Some chromosomal Aberrations • Chromosomal aberrations are disruptions in the normal chromosomal content of a cell, and are a major cause of genetic conditions in humans • Some chromosome abnormalities do not cause disease in carriers, such as translocations (rearrangement of parts between non-homologous chromosomes ), or chromosomal inversions (a chromosome rearrangement in which a segment of a chromosome is reversed end to end) , although they may lead to a higher chance of birthing a child with a chromosome disorder.
Down's syndrome: caused by an extra copy of chromosome 21 (trisomy 21). Is the most common trisomy. • Edwards syndrome, which is the second-most-common trisomy.

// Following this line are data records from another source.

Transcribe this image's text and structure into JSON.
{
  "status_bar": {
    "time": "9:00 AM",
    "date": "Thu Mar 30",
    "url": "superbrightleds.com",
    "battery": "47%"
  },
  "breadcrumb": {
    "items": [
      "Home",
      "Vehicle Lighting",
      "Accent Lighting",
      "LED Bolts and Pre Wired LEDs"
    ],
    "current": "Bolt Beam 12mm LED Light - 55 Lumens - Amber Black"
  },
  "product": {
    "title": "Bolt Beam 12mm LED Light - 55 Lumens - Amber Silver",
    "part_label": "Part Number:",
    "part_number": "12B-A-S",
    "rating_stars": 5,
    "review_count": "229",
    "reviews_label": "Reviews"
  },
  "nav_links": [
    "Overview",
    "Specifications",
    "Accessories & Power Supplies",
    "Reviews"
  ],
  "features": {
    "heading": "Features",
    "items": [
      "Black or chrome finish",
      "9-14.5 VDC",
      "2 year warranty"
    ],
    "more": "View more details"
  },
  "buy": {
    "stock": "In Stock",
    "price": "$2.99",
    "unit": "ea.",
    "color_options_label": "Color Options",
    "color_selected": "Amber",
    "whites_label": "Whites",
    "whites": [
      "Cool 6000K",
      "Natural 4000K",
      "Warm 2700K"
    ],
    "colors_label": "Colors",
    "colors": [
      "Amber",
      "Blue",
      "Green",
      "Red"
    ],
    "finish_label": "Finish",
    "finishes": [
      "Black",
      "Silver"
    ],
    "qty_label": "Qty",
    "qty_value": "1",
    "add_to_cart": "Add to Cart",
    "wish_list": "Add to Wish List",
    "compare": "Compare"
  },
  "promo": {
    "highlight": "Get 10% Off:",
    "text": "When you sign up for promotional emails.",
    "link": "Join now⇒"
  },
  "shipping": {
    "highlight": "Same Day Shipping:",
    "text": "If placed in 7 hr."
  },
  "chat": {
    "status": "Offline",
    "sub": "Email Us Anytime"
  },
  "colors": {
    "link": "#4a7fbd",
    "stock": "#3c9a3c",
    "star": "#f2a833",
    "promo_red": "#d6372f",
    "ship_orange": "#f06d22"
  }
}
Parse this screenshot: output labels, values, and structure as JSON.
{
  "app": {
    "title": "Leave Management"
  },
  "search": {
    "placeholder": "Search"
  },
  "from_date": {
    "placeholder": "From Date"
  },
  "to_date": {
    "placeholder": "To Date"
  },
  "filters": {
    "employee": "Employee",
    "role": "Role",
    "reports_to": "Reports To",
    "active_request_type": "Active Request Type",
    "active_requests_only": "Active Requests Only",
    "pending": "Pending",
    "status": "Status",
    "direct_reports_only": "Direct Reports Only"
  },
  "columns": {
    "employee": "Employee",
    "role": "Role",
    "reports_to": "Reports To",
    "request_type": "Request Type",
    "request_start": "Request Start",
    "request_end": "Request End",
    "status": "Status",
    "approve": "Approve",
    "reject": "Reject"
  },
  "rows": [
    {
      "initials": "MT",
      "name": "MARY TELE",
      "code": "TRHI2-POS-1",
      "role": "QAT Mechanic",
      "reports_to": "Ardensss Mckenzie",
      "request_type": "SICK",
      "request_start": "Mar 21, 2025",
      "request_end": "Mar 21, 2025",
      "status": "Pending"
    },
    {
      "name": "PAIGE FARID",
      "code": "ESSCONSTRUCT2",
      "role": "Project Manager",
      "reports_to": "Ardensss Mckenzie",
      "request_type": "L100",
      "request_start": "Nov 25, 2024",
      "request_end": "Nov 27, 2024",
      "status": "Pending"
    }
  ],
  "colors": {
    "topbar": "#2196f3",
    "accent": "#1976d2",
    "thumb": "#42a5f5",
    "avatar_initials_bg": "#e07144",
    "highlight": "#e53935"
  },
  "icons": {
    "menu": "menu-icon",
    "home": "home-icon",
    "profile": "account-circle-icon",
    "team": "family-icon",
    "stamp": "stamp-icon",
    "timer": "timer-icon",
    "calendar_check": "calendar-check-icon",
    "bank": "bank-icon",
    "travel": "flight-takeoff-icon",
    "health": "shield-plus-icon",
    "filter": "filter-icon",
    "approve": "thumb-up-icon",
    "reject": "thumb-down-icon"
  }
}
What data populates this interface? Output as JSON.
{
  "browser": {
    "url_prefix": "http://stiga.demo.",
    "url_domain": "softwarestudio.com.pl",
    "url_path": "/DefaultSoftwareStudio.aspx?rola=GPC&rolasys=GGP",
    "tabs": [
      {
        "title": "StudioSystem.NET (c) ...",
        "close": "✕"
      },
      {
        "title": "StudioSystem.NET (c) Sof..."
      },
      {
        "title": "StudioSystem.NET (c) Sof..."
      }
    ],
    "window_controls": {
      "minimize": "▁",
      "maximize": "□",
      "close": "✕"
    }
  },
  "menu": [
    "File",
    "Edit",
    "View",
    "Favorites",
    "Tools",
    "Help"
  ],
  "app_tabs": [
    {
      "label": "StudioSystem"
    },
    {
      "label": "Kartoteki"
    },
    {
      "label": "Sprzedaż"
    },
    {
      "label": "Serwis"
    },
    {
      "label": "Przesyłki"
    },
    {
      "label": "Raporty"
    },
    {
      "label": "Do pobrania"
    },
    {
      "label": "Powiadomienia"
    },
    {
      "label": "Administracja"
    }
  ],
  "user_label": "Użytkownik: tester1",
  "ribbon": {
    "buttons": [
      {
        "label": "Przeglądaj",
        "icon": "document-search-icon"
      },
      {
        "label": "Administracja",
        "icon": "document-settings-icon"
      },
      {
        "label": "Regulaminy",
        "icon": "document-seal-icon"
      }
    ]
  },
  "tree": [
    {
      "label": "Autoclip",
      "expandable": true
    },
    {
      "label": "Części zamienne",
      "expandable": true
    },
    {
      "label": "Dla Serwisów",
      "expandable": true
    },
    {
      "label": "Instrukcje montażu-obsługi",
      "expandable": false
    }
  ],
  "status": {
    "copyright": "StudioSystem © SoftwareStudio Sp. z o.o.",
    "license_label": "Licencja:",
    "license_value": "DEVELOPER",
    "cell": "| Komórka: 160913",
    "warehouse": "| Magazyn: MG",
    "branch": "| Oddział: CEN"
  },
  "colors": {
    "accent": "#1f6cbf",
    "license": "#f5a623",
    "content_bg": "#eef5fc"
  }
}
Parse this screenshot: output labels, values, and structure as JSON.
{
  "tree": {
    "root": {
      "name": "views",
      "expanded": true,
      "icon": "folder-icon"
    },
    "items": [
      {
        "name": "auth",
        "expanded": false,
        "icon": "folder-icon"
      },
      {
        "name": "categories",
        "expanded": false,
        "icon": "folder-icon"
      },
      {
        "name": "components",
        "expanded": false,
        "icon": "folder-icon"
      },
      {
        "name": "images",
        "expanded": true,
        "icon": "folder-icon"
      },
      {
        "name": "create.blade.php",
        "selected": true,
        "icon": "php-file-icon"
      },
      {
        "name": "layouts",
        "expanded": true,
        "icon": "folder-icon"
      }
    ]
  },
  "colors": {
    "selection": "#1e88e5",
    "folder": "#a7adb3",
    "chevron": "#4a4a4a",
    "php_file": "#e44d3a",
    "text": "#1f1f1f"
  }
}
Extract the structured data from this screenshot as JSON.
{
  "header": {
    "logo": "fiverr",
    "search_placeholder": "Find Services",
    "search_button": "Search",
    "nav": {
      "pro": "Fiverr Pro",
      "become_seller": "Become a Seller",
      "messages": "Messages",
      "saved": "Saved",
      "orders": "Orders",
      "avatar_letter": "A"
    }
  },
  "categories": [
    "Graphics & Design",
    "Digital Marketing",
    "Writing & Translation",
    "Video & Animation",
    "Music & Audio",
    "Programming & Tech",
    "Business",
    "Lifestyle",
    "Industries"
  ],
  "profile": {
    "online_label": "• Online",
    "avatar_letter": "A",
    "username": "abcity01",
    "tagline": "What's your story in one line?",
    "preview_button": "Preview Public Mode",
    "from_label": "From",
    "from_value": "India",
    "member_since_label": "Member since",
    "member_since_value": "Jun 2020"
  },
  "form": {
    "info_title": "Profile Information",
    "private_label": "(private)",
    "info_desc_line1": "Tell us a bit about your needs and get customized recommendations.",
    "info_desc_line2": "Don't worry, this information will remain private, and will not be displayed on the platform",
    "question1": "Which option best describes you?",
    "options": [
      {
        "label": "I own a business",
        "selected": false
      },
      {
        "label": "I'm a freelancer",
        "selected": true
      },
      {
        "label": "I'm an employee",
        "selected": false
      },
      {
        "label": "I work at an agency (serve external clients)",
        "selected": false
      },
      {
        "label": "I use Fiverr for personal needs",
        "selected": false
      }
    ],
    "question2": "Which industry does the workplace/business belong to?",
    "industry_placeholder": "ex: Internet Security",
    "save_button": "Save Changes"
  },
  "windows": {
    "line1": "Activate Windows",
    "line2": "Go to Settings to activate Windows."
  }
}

It is a trisomy of chromosome 18. • Klinefelter's syndrome (XXY). Men with Klinefelter syndrome are usually sterile, and tend to have longer arms and legs and to be taller than their peers. Boys with the syndrome are often shy and quiet, and have a higher incidence of speech delay • Turner syndrome (X instead of XX or XY). In Turner syndrome, female sexual characteristics are present but underdeveloped. People with Turner syndrome often have a short stature • XYY syndrome. XYY boys are usually taller than their siblings. Like XXY boys and XXX girls, they are somewhat more likely to have learning difficulties. • Triple-X syndrome (XXX). XXX girls tend to be tall and thin.